Muito, mas muito interessante mesmo a indagação. Mais
que isso: muito inteligente.
Vamos à explicação. Podemos afirmar categoricamente:
não, não há contradição nenhuma na
designação de "Médiuns Intuitivos" feita
no Cap. XV, item 180, do Livro dos Médiuns (L.M.). E mais: está
perfeitamente de acordo com todas as observações feitas
por nós no artigo anterior.
Senão, vejamos:
1. Em primeiro, chamamos a atenção para o fato de que,
no mesmo Capítulo XV do L.M., mas no item 182, há a definição
de "Médium Inspirado": todo aquele que "recebe,
pelo pensamento, comunicações estranhas às suas
idéias preconcebidas" - ou seja, retrata aquela circunstância
que singelamente aludimos de que o Espírito "assopra"
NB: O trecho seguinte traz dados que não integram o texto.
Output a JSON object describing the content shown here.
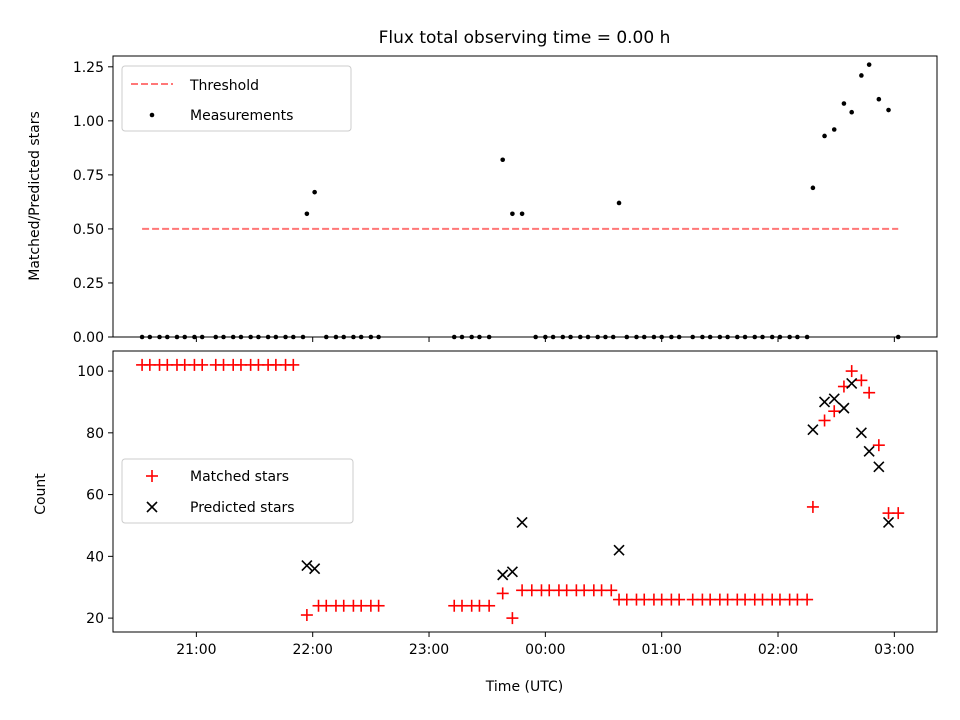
{
  "chart_data": [
    {
      "type": "scatter",
      "title": "Flux total observing time = 0.00 h",
      "xlabel": "",
      "ylabel": "Matched/Predicted stars",
      "ylim": [
        0,
        1.3
      ],
      "yticks": [
        0.0,
        0.25,
        0.5,
        0.75,
        1.0,
        1.25
      ],
      "ytick_labels": [
        "0.00",
        "0.25",
        "0.50",
        "0.75",
        "1.00",
        "1.25"
      ],
      "xlim": [
        "20:17",
        "03:22"
      ],
      "xticks": [
        "21:00",
        "22:00",
        "23:00",
        "00:00",
        "01:00",
        "02:00",
        "03:00"
      ],
      "xtick_labels": [
        "",
        "",
        "",
        "",
        "",
        "",
        ""
      ],
      "legend_position": "top-left",
      "threshold": {
        "name": "Threshold",
        "x_range": [
          "20:32",
          "03:02"
        ],
        "y": 0.5,
        "color": "#ff7777"
      },
      "series": [
        {
          "name": "Measurements",
          "color": "#000000",
          "points": [
            [
              "20:32",
              0
            ],
            [
              "20:36",
              0
            ],
            [
              "20:41",
              0
            ],
            [
              "20:45",
              0
            ],
            [
              "20:50",
              0
            ],
            [
              "20:54",
              0
            ],
            [
              "20:59",
              0
            ],
            [
              "21:03",
              0
            ],
            [
              "21:10",
              0
            ],
            [
              "21:14",
              0
            ],
            [
              "21:19",
              0
            ],
            [
              "21:23",
              0
            ],
            [
              "21:28",
              0
            ],
            [
              "21:32",
              0
            ],
            [
              "21:37",
              0
            ],
            [
              "21:41",
              0
            ],
            [
              "21:46",
              0
            ],
            [
              "21:50",
              0
            ],
            [
              "21:55",
              0
            ],
            [
              "21:57",
              0.57
            ],
            [
              "22:01",
              0.67
            ],
            [
              "22:07",
              0
            ],
            [
              "22:12",
              0
            ],
            [
              "22:16",
              0
            ],
            [
              "22:21",
              0
            ],
            [
              "22:25",
              0
            ],
            [
              "22:30",
              0
            ],
            [
              "22:34",
              0
            ],
            [
              "23:13",
              0
            ],
            [
              "23:17",
              0
            ],
            [
              "23:22",
              0
            ],
            [
              "23:26",
              0
            ],
            [
              "23:31",
              0
            ],
            [
              "23:38",
              0.82
            ],
            [
              "23:43",
              0.57
            ],
            [
              "23:48",
              0.57
            ],
            [
              "23:55",
              0
            ],
            [
              "24:00",
              0
            ],
            [
              "24:04",
              0
            ],
            [
              "24:09",
              0
            ],
            [
              "24:13",
              0
            ],
            [
              "24:18",
              0
            ],
            [
              "24:22",
              0
            ],
            [
              "24:27",
              0
            ],
            [
              "24:31",
              0
            ],
            [
              "24:35",
              0
            ],
            [
              "24:38",
              0.62
            ],
            [
              "24:42",
              0
            ],
            [
              "24:47",
              0
            ],
            [
              "24:51",
              0
            ],
            [
              "24:56",
              0
            ],
            [
              "25:00",
              0
            ],
            [
              "25:05",
              0
            ],
            [
              "25:09",
              0
            ],
            [
              "25:16",
              0
            ],
            [
              "25:21",
              0
            ],
            [
              "25:25",
              0
            ],
            [
              "25:30",
              0
            ],
            [
              "25:34",
              0
            ],
            [
              "25:39",
              0
            ],
            [
              "25:43",
              0
            ],
            [
              "25:48",
              0
            ],
            [
              "25:52",
              0
            ],
            [
              "25:57",
              0
            ],
            [
              "26:01",
              0
            ],
            [
              "26:06",
              0
            ],
            [
              "26:10",
              0
            ],
            [
              "26:15",
              0
            ],
            [
              "26:18",
              0.69
            ],
            [
              "26:24",
              0.93
            ],
            [
              "26:29",
              0.96
            ],
            [
              "26:34",
              1.08
            ],
            [
              "26:38",
              1.04
            ],
            [
              "26:43",
              1.21
            ],
            [
              "26:47",
              1.26
            ],
            [
              "26:52",
              1.1
            ],
            [
              "26:57",
              1.05
            ],
            [
              "27:02",
              0
            ]
          ]
        }
      ]
    },
    {
      "type": "scatter",
      "title": "",
      "xlabel": "Time (UTC)",
      "ylabel": "Count",
      "ylim": [
        15.5,
        106.5
      ],
      "yticks": [
        20,
        40,
        60,
        80,
        100
      ],
      "ytick_labels": [
        "20",
        "40",
        "60",
        "80",
        "100"
      ],
      "xlim": [
        "20:17",
        "03:22"
      ],
      "xticks": [
        "21:00",
        "22:00",
        "23:00",
        "00:00",
        "01:00",
        "02:00",
        "03:00"
      ],
      "xtick_labels": [
        "21:00",
        "22:00",
        "23:00",
        "00:00",
        "01:00",
        "02:00",
        "03:00"
      ],
      "legend_position": "center-left",
      "series": [
        {
          "name": "Matched stars",
          "color": "#ff0000",
          "marker": "+",
          "points": [
            [
              "20:32",
              102
            ],
            [
              "20:36",
              102
            ],
            [
              "20:41",
              102
            ],
            [
              "20:45",
              102
            ],
            [
              "20:50",
              102
            ],
            [
              "20:54",
              102
            ],
            [
              "20:59",
              102
            ],
            [
              "21:03",
              102
            ],
            [
              "21:10",
              102
            ],
            [
              "21:14",
              102
            ],
            [
              "21:19",
              102
            ],
            [
              "21:23",
              102
            ],
            [
              "21:28",
              102
            ],
            [
              "21:32",
              102
            ],
            [
              "21:37",
              102
            ],
            [
              "21:41",
              102
            ],
            [
              "21:46",
              102
            ],
            [
              "21:50",
              102
            ],
            [
              "21:57",
              21
            ],
            [
              "22:03",
              24
            ],
            [
              "22:07",
              24
            ],
            [
              "22:12",
              24
            ],
            [
              "22:16",
              24
            ],
            [
              "22:21",
              24
            ],
            [
              "22:25",
              24
            ],
            [
              "22:30",
              24
            ],
            [
              "22:34",
              24
            ],
            [
              "23:13",
              24
            ],
            [
              "23:17",
              24
            ],
            [
              "23:22",
              24
            ],
            [
              "23:26",
              24
            ],
            [
              "23:31",
              24
            ],
            [
              "23:38",
              28
            ],
            [
              "23:43",
              20
            ],
            [
              "23:48",
              29
            ],
            [
              "23:53",
              29
            ],
            [
              "23:58",
              29
            ],
            [
              "24:02",
              29
            ],
            [
              "24:07",
              29
            ],
            [
              "24:11",
              29
            ],
            [
              "24:16",
              29
            ],
            [
              "24:20",
              29
            ],
            [
              "24:25",
              29
            ],
            [
              "24:29",
              29
            ],
            [
              "24:34",
              29
            ],
            [
              "24:38",
              26
            ],
            [
              "24:42",
              26
            ],
            [
              "24:47",
              26
            ],
            [
              "24:51",
              26
            ],
            [
              "24:56",
              26
            ],
            [
              "25:00",
              26
            ],
            [
              "25:05",
              26
            ],
            [
              "25:09",
              26
            ],
            [
              "25:16",
              26
            ],
            [
              "25:21",
              26
            ],
            [
              "25:25",
              26
            ],
            [
              "25:30",
              26
            ],
            [
              "25:34",
              26
            ],
            [
              "25:39",
              26
            ],
            [
              "25:43",
              26
            ],
            [
              "25:48",
              26
            ],
            [
              "25:52",
              26
            ],
            [
              "25:57",
              26
            ],
            [
              "26:01",
              26
            ],
            [
              "26:06",
              26
            ],
            [
              "26:10",
              26
            ],
            [
              "26:15",
              26
            ],
            [
              "26:18",
              56
            ],
            [
              "26:24",
              84
            ],
            [
              "26:29",
              87
            ],
            [
              "26:34",
              95
            ],
            [
              "26:38",
              100
            ],
            [
              "26:43",
              97
            ],
            [
              "26:47",
              93
            ],
            [
              "26:52",
              76
            ],
            [
              "26:57",
              54
            ],
            [
              "27:02",
              54
            ]
          ]
        },
        {
          "name": "Predicted stars",
          "color": "#000000",
          "marker": "x",
          "points": [
            [
              "21:57",
              37
            ],
            [
              "22:01",
              36
            ],
            [
              "23:38",
              34
            ],
            [
              "23:43",
              35
            ],
            [
              "23:48",
              51
            ],
            [
              "24:38",
              42
            ],
            [
              "26:18",
              81
            ],
            [
              "26:24",
              90
            ],
            [
              "26:29",
              91
            ],
            [
              "26:34",
              88
            ],
            [
              "26:38",
              96
            ],
            [
              "26:43",
              80
            ],
            [
              "26:47",
              74
            ],
            [
              "26:52",
              69
            ],
            [
              "26:57",
              51
            ]
          ]
        }
      ]
    }
  ]
}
para o encarnado suas idéias e este último as retransmite
para o mundo físico.
2. Agora o Médium Intuitivo, explicativamente. Kardec, no L.M.,
item 180 citado não deixa dúvidas quanto a esta espécie
de mediunidade "via intuição": "a transmissão
do pensamento também se dá POR MEIO DO ESPÍRITO
DO MÉDIUM, ou melhor, de sua alma, pois que por este nome designamos
o Espírito encarnado" (...) este "recebe o pensamento
do Espírito livre e o transmite". Isso quer dizer que a
Alma (Espírito do encarnado), quando está liberada do
corpo físico -- mais especialmente por ocasião do sono,
mas também se pode dar em vigília (desdobramento) -- vai
relacionar-se com os Espíritos com quem mantém identidade
de gostos e pensamentos, ou ainda vai buscar em quem tem os conhecimentos
de que necessita para o seu desenvolvimento intelectual ou moral. Ora,
dessas conversas, instruções, lições e recomendações,
o médium guarda total impressão, retransmitindo-as com
suas palavras, à sua maneira, da sua forma. É mais ou
menos como o professor, que aprendeu de outros os conhecimentos que
detém, repassando-os para seus alunos, agora ao seu modo, sem
anular de modo nenhum sua personalidade e acrescentar sua lógica
de raciocínio e somando com outros seus conhecimentos.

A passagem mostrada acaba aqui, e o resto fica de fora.